Il fut rappelé subitement de là pour être envoyé en Chine (1885). Il fut très impressionné alors des félicitations qu'il reçut de M. Armand David, le missionnaire et explorateur bien connu, pour la destination qui venait de lui être donnée.

Désormais, il appartient tout entier à la Chine, où il va passer tout le reste de sa vie. Lors de la traversée, commencèrent avec divers membres de sa famille des correspondances suivies et fréquentes, qui ne s'arrêteront plus jusqu'à sa mort, et où, avec les années s'accentuera encore la note de bonté, d'édification et de piété, qui en faisait le charme et l'utilité.

Il eut pour compagnons de voyage deux confrères MM. Festa et Watson. Comme ce dernier était anglais, ce fut pour M. Guilloux, toujours avide de ne ras perdre son temps, une occasion de se perfectionner en anglais, où il put acquérir une force peu commune, qui devait, dans la suite, lui être très précieuse à Tientsin et à Shanghai.

Arrivé à Pékin le 6 octobre 1885, il allait appartenir, durant vingt ans, à la Mission de Pékin et y travailler de tout son cœur et de toutes ses forces. Il se mit avec entrain à l'étude du chinois. Jeune -il n'avait pas trente ans- après les difficultés inévitables du début, dont il ressentit vivement les petits ennuis, Il devint assez vite très expert; et il aimait, dans la suite, à constater qu'il lui avait été très utile d'apprendre complètement par cœur le Catéchisme chinois, et comment, dans ses premières missions, il se faisait lire, chaque soir, dans les diverses stations, par son fidèle siencheng, la méditation du lendemain, dans le Meou siang pao kien.

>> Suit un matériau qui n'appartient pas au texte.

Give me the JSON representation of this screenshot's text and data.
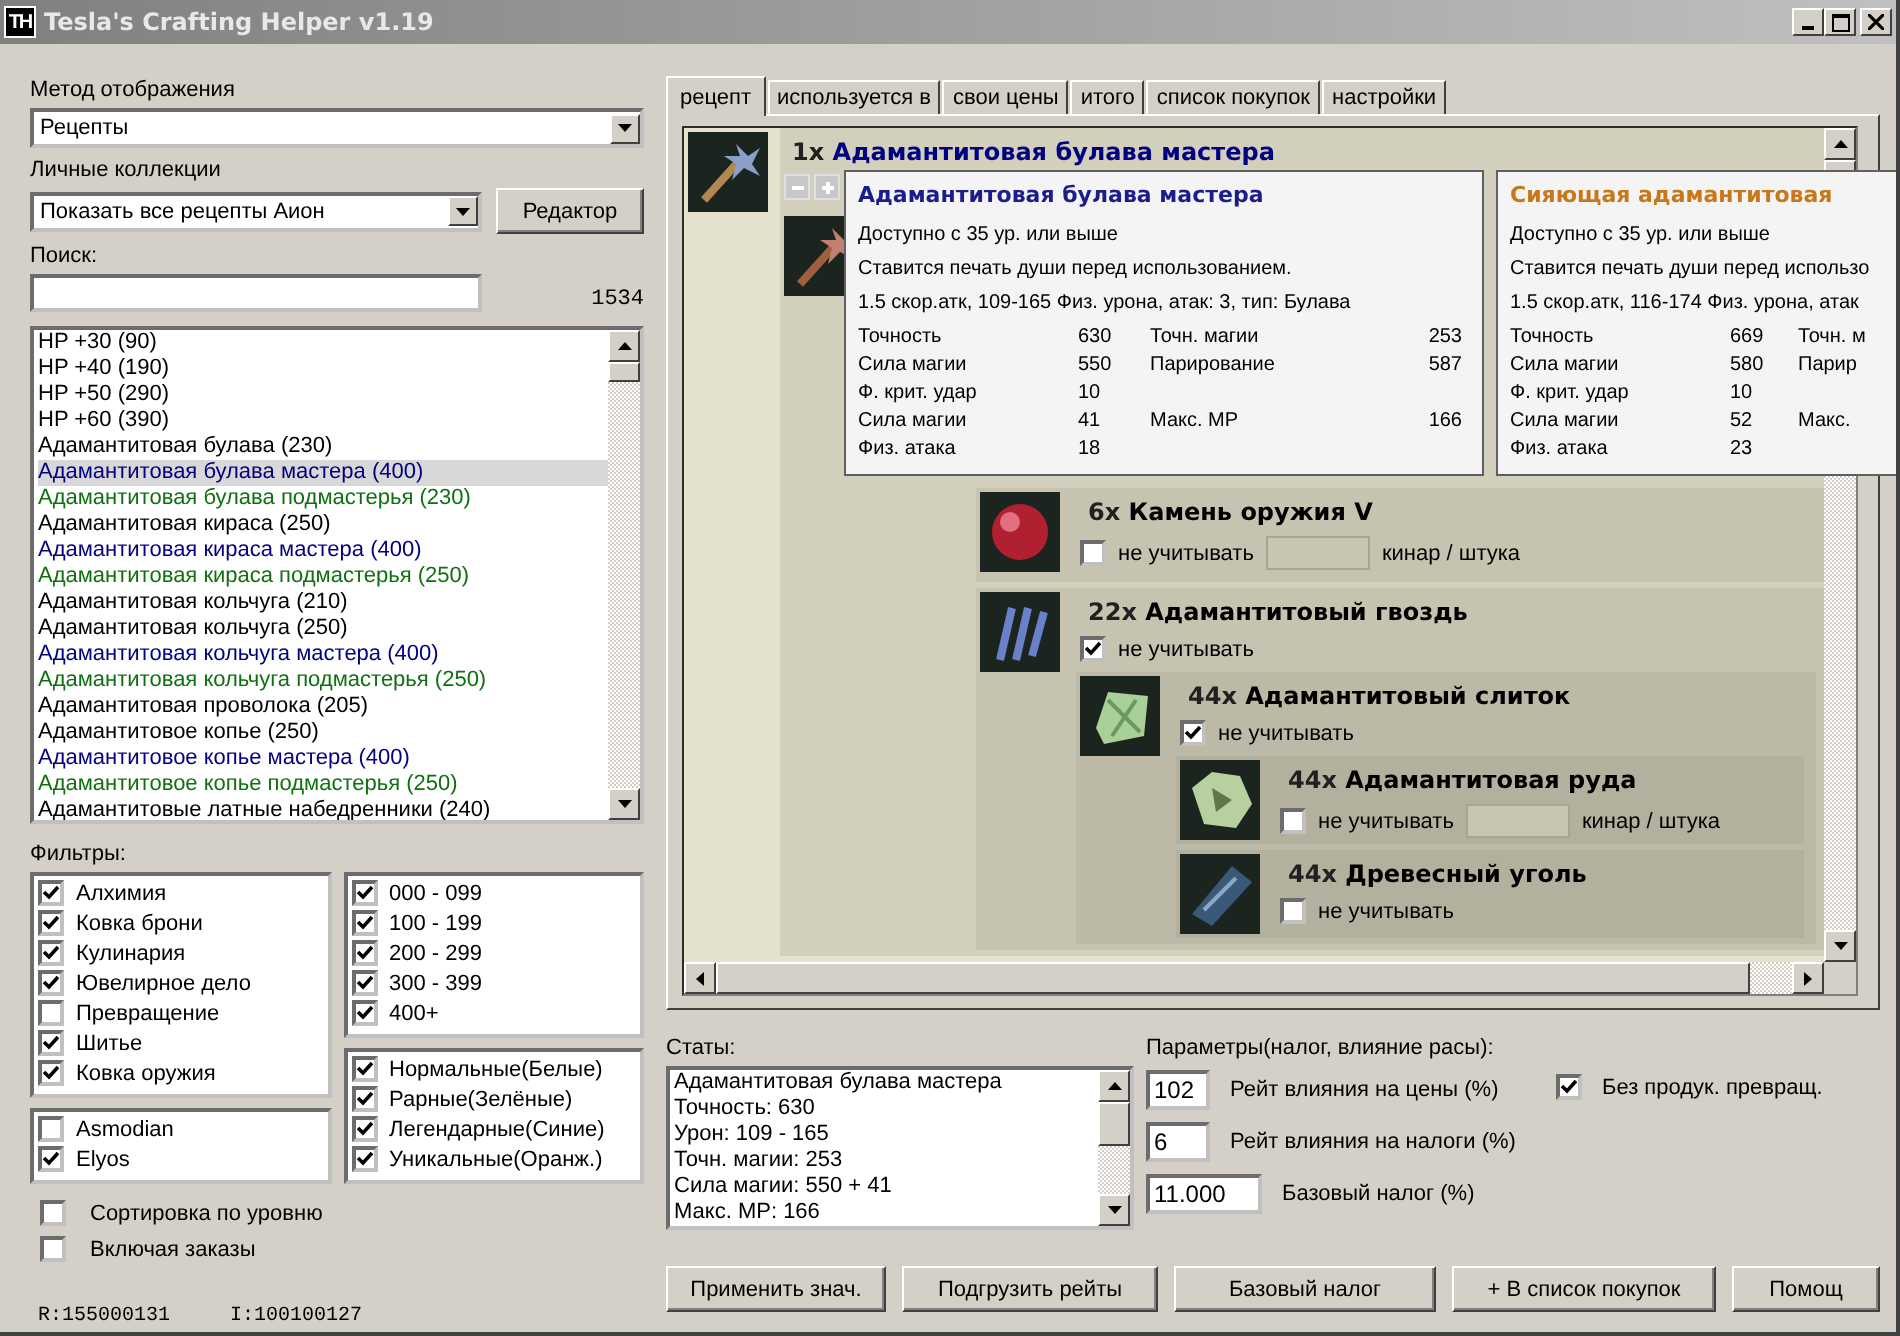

Après un court séjour à Pékin, il fut placé à la tête de la paroisse de Ta-koo-toun, où l'un des vétérans du clergé de Pékin, le Père Heou, se glorifie de lui avoir alors donné des leçons de chinois.

M. Guilloux fut, de là appelé pour aller fonder le collège de Saint-Louis à Tientsin, sur la demande des résidents européens de cette ville, aidé de M. Geurts, depuis vicaire apostolique de Young-ping-fou (Tchely oriental. A l'arrivée des Frères Maristes, qui prirent en mains la direction du Collège et l'ont toujours gardée depuis, M. Guilloux occupa provisoirement (1889) le poste de directeur du district de Pao-ting-fou, dépendant alors de Pékin, et depuis érigé en vicariat apostolique.

Il fut ensuite nommé curé de Si-ho-ing, gros village de vieux chrétiens, auxquels il se donna avec son entrain coutumier, prêchant, recrutant des catéchumènes, visitant les stations, suscitant des vocations, installant un collège. Des lettres nombreuses écrites par lui de ce poste, et encore conservées montrent qu'il avait l'âme de missionnaire, l'enthousiasme à froid, qui s'alimente dans une foi profonde et une tendre piété, et trouve toute sa joie dans le dévouement total au travail de sa vocation.

Il fut rappelé de Si-ho-ing pour se voir confier le poste important de Procureur et de Directeur à Tientsin (1894). Très déférent et très dévoué avec les Européens, en bonne intelligence avec eux, autant que son devoir le lui permettait, il a gardé, même après son départ, les meilleurs relations avec plusieurs d'entre eux; et M. Kahn, consul de France et Israélite, dont tout le monde sait la compétence extraordinaire dans les choses de Chine et qu'il a bien mérité des Missions Catholiques, a rendu de M. Guilloux le plus bien veillant témoignage.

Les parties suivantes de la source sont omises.